ÖTİS’ten sonra yolcu taşıma performansı konusunda art arda çalışan ve aynı sayıda sefer yapan araçlar arasında çok ciddi yolcu sayısı farklılıkları var. Bazı şoförler öndeki araca yaslanmak suretiyle yolcuyu arkalarındaki araçlara yükleyerek sadece sefer gerçekleştirmiş olmaktadırlar. Hal bu ki yaptığımız iş araçla birlikte insan taşımaktır. Yeni sözleşmede getirilen performans uygulaması bu yanlışı düzeltmek amaçlıdır. Yeterlidir, değildir o ayrı bir konu.
Bir teklifte bulunur i veya gelen önerileri değerlendirir iken, haksızlık yapmamak açısından mutlaka objektif olmalıyız. Karşı çıktığımız veya savunduğumuz hususların fizibilitesi ve etüdü olmalıdır. Ben eksik alayım ama bir başkası hakkını alamasın mantığı yanlıştır. Bu en başta emeğe saygısızlıktır. Karşı tarafın sorumluluklarını, kendimizin sorumluluklarını ve en önemlisi yaptığımız işin bir kamu hizmeti olduğunu asla unutmamalıyız. Çünkü varlığımız işin varlığına bağlıdır. Görevimiz işini eksik yapanları savunmak değil iyi yapanları takdir ve teşvik etmek olmalıdır.
ÖTİS genç bir sistem. Eksikleri vardır ve daha da olacaktır. Nitelikli hizmeti merkeze aldığımızda ÖTİS’in eksiklerini ve ihtiyaçlarını karşılamak daha kolay olacak, taraflar daha kolay uzlaşacaktır.

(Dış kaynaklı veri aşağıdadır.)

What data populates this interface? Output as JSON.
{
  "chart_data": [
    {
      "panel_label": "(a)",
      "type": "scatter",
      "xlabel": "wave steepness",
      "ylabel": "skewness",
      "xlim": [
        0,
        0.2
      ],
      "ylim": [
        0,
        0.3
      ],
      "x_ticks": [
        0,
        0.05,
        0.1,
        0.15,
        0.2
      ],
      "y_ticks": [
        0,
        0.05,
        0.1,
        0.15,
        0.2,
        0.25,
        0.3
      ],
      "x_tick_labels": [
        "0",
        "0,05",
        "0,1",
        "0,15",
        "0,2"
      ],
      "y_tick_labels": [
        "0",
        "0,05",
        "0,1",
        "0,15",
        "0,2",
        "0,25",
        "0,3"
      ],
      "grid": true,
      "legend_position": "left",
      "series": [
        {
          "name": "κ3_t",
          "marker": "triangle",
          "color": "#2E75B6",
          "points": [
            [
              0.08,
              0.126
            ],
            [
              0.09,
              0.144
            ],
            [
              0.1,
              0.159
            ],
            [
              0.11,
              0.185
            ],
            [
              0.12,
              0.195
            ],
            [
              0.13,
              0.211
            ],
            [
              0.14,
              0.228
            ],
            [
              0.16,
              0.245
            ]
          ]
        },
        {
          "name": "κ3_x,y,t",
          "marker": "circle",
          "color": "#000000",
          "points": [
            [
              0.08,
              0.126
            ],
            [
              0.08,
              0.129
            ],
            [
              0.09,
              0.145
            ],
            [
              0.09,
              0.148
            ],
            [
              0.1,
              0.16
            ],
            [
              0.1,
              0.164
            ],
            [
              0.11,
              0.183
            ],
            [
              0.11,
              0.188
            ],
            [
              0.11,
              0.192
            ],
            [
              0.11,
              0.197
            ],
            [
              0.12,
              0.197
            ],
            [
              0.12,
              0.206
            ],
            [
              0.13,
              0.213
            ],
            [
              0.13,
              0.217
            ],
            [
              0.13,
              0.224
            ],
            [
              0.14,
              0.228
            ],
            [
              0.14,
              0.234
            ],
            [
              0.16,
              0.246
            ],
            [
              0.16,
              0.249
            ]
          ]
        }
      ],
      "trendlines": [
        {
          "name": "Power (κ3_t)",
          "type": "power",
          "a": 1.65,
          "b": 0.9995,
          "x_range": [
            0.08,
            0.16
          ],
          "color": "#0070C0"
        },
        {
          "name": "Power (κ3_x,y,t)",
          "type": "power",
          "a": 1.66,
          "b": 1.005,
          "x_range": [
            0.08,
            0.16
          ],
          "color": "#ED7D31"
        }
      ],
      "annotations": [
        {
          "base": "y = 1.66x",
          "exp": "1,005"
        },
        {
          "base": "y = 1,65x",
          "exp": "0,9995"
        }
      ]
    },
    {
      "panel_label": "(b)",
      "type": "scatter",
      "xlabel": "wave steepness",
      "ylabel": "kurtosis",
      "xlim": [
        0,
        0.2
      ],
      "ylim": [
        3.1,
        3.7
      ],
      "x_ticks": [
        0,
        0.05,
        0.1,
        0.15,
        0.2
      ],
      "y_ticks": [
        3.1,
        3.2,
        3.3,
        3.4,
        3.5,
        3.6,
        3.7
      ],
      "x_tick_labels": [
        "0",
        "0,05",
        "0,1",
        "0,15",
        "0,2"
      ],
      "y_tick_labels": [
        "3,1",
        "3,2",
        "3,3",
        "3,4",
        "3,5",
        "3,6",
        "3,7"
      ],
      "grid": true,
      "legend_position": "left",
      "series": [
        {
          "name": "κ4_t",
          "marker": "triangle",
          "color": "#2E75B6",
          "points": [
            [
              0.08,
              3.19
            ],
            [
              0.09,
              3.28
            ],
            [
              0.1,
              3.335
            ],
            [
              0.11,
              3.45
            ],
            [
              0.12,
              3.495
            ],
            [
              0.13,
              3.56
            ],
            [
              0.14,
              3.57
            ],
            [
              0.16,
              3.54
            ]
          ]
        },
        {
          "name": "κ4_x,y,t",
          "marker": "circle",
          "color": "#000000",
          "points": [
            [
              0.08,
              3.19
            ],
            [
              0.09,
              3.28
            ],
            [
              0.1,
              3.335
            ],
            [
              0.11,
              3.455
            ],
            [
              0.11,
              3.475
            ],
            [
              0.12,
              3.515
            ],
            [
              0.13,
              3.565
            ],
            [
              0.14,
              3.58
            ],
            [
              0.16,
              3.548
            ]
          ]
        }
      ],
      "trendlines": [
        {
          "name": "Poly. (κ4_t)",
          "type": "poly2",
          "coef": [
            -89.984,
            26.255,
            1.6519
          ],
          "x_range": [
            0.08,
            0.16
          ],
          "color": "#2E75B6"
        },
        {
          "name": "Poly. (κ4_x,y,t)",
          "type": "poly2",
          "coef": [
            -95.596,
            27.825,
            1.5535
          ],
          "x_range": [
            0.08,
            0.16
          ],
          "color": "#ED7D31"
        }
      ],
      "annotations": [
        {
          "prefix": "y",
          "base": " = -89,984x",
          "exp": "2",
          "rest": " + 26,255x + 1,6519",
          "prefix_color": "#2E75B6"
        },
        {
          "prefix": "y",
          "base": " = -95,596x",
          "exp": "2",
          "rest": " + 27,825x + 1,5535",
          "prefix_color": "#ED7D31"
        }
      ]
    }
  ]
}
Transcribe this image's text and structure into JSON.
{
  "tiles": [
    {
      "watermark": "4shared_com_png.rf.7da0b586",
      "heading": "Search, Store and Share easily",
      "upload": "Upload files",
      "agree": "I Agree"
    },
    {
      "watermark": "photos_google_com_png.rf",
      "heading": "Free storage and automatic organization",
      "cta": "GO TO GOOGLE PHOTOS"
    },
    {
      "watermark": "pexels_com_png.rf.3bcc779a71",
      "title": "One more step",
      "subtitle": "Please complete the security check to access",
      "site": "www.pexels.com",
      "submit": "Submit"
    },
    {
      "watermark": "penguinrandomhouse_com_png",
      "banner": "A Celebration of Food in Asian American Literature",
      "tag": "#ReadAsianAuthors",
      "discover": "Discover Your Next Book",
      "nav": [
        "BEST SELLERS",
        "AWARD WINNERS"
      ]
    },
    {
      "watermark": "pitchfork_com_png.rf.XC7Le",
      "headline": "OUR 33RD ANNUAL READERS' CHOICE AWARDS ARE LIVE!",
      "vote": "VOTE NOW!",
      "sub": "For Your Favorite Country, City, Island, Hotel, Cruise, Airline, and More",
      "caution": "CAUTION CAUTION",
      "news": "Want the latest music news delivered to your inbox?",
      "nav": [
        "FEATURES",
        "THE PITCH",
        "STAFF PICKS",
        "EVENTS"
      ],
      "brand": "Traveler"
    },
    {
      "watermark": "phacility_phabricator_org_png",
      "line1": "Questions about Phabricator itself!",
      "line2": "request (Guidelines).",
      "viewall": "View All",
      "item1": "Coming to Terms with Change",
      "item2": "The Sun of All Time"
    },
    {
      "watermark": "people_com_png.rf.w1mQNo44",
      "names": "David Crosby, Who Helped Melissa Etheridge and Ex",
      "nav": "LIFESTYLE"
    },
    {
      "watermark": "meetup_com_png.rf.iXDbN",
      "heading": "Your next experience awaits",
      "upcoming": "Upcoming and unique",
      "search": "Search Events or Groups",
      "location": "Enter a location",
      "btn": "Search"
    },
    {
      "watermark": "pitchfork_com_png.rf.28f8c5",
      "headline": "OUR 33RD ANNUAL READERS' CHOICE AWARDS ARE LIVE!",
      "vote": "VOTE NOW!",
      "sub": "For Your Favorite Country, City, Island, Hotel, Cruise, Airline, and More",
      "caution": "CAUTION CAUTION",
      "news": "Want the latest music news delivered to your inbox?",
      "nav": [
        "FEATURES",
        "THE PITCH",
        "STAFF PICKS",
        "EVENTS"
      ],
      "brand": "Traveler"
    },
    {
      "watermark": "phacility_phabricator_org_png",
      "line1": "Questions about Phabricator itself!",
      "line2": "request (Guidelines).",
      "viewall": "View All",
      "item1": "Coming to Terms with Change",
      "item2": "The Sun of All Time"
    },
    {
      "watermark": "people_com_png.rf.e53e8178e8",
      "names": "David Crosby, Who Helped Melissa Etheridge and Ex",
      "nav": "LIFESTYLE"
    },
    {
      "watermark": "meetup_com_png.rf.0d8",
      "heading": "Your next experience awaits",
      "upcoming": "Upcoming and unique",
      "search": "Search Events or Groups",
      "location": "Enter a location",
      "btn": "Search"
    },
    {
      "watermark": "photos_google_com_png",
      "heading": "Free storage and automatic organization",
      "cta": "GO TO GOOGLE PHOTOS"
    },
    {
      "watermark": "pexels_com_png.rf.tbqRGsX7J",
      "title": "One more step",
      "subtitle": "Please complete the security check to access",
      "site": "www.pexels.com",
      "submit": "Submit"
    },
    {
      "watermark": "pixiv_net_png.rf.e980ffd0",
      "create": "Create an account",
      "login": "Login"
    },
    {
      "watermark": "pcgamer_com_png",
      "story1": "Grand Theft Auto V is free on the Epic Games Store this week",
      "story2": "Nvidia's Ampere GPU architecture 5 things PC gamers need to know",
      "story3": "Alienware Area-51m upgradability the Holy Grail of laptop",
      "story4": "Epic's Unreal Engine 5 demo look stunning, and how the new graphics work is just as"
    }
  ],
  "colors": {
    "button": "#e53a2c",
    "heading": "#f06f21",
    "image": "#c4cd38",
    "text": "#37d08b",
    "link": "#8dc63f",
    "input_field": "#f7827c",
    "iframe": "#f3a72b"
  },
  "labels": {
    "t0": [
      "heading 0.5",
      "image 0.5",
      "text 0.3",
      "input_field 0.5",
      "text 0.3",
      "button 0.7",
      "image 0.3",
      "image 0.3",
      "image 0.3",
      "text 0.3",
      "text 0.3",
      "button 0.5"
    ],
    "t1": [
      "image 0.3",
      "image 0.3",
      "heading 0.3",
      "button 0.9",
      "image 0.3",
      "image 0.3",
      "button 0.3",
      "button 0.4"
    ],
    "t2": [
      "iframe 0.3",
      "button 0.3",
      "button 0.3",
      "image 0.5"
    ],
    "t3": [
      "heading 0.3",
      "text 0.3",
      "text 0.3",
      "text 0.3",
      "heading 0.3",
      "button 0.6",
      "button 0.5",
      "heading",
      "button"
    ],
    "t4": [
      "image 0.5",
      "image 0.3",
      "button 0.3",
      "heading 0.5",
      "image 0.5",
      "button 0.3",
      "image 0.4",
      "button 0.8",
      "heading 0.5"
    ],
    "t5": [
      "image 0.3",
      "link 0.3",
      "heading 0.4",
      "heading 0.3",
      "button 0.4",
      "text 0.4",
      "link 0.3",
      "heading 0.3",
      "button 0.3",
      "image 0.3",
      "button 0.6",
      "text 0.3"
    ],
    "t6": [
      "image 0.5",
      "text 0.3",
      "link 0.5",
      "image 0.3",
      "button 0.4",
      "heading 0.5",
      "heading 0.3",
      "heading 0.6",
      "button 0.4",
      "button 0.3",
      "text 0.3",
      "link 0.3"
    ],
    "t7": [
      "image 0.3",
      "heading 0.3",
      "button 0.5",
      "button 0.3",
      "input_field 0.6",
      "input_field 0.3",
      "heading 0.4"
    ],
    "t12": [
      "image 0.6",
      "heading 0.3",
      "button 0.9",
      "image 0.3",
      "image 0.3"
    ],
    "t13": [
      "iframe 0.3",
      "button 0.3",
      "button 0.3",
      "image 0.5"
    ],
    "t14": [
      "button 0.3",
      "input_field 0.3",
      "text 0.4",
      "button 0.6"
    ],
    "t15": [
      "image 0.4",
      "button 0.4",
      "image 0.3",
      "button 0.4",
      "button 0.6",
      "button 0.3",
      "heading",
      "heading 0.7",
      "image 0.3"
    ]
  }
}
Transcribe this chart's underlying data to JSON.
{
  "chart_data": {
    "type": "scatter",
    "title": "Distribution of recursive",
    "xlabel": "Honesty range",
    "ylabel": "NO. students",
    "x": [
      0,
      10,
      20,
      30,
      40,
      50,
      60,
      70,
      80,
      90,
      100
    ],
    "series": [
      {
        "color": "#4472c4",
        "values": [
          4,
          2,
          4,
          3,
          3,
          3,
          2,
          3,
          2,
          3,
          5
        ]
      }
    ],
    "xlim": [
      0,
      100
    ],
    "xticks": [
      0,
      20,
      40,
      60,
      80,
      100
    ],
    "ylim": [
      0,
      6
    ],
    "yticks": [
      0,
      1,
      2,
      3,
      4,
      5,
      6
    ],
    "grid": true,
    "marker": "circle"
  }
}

Bizler teknik ve profesyonel insanlarız. Dolayısıyla da olaylara bir pencereden değil geniş açılı bakarız. Genelin faydasına olacak şeyleri önerir, yine genelin zararına olabilecek hususları da uyarırız. Ben her zaman ve her yerde toplumsal bir iş yaptığımızı, dolayısıyla da olaylara bireysel değil Kurumsal bakmamız gerektiğini, aksi takdirde sorunların hep çoğalacağını bıkmadan söylüyorum. Teknik ve profesyonel insanların uyarıları ileride en az sorun yaşamak amaçlıdır. Dikkate alıp, almamak takdiri de idare ve işletmeciye aittir.
Ülkemiz zaten birçok sıkıntıyla uğraşırken büyük bir deprem felaketi yaşadık. Vefat eden kardeşlerimize rahmet ve cennet, ailelerine, Milletimize sabırlar diliyorum. Bu Millet zor günlerde her zaman destan yazmıştır. Depremzedelerin aç ve açıkta kalmaması için gösterilen dayanışma göz yaşartıyor. Çanakkale ruhuyla her türlü zorluğu aştık, bunu da aşacağız inşallah. Rabbim benzer felaket ve acıları bir daha yaşatmasın inşaallah.
Mart ayının hayırlara vesile olması temennisiyle herkese huzurlu, bereketli çalışmalar temenni ediyorum.